Avant de répondre, permettez-moi de préciser que les écoles du gouvernement de Rodrigues appliquent ce programme et les enseignants s'en disent très satisfaits. Oui, une proposition a été faite au ministère de l'Éducation pour qu'il adopte ce programme dans ses écoles. Nous n'avons reçu aucune réponse.
Combien de temps prend ce programme par semaine ?
Une heure seulement par semaine, il n'y a pas de quoi déranger le cursus. Il est prouvé que les bienfaits de ce programme, de cette formation, durent au-delà de l'école. Il est important d'investir dans l'art, la culture et les sports au niveau scolaire, mais il est aussi, sinon plus important, d'investir dans la santé émotionnelle et mentale de l'enfant. Le programme que nous proposons et qui est déjà pratiqué dans les écoles catholiques vise au développement du bien-être de l'enfant. Il vient aider les enfants qui ne vont pas très bien, mais il sert également à renforcer les enfants qui vont bien de ne pas se laisser aller à la violence. Je me répète sans doute, mais il faut le faire : ce programme vient donner aux enfants des outils pour qu'ils deviennent demain des adultes capables de régler leurs problèmes sans avoir recours à la violence, comme c'est trop souvent le cas aujourd'hui.
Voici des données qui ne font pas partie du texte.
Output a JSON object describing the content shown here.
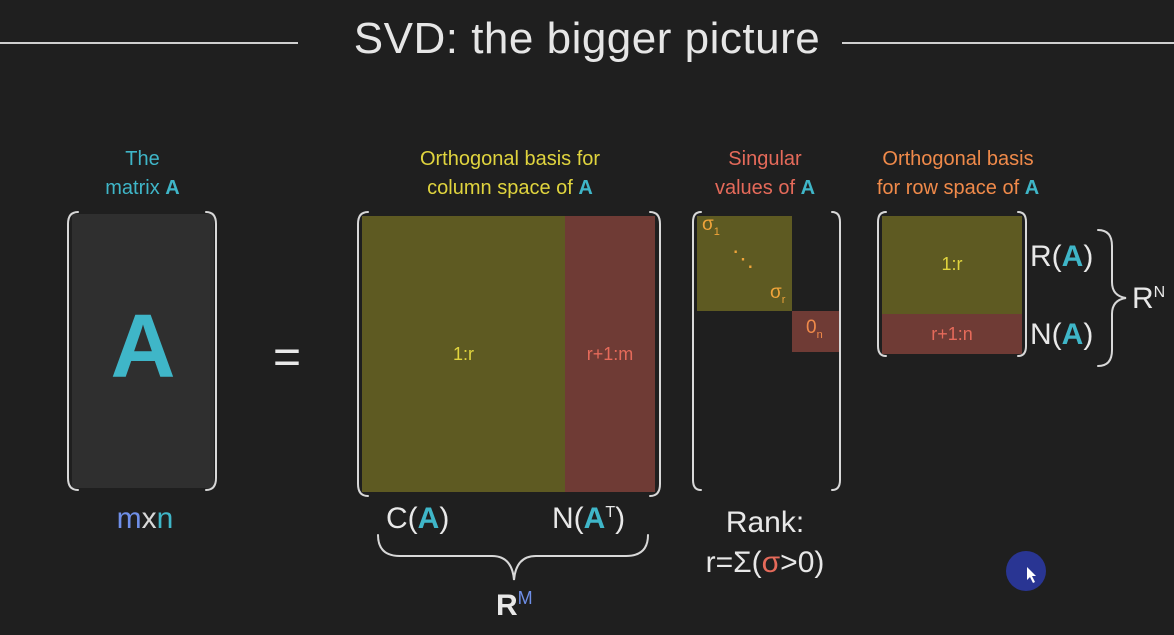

Pourquoi est-ce que le ministère ne s'intéresse pas à ce programme qui, selon vous, est tout à fait adapté aux enfants mauriciens et qui, en plus, n'a pas besoin de grande dépenses pour être mis en place ?
Nous nous posons la même question. Quand nous sommes allés présenter ce programme aux cadres du ministère, nous leur avons dit : nous avons essayé ce programme, nous l'avons testé, il est efficace. Nous avons une expertise sur sa mise en place et nous ne demandons qu'à collaborer pour le mettre en place. Commençons par un projet pilote. Aucune réponse jusqu'à maintenant. Et pourtant nous sommes convaincus que le développement du bien-être de l'enfant peut régler en partie, ou tout au moins prévenir, ces problèmes de violence quotidienne dans les écoles avec des élèves qui se promènent avec des cutters dans les cours de récréation, les grands qui rackettent les petits, les professeurs qui sont menacés. Nous trouvons dommage que l'ensemble des enfants mauriciens ne bénéficient pas de ce programme.
Est-ce que le manque d'intérêt du ministère de l'Éducation ne repose pas sur le fait que le programme que vous proposez est un outil pédagogique catholique ?
Ce n'est pas le cas. C'est un programme pédagogique qui n'a rien à faire avec la religion. Son objectif est de faire la promotion du bien-être émotionnel de l'enfant universel une heure par semaine par un enseignant formé. Nous ne comprenons pas pourquoi la collaboration que nous proposons au ministère de l'Éducation pour le bien-être de l'enfant mauricien n'est pas en train de se faire. Il faut penser l'éducation et aux résultats scolaires de l'enfant, mais il ne faut pas dissocier son bien-être émotionnel.
Malgré ce refus non formulé, vous continuez à tendre la main au ministère.
Oui, parce que nous croyons que ce programme est adapté aux enfants mauriciens. Les résultats sur les près de 10 000 enfants qui l'ont suivi et le suivent dans les écoles catholiques sont excellents. Pourquoi ne pas étendre ce programme à l'ensemble des enfants mauriciens du primaire ? Pourquoi ne pas essayer un programme pour réduire le taux de violence scolaire qui augmente d'année en année ? Nous continuons à proposer parce que nous pensons que nous avons un devoir vis-à-vis des enfants mauriciens.
J'espère, malgré tout, que vous aurez plus de chance auprès du ministre de l'Éducation que vous n'en avez eu de celles qui ont occupé et occupent la fonction de ministre de la Femme et de la Famille.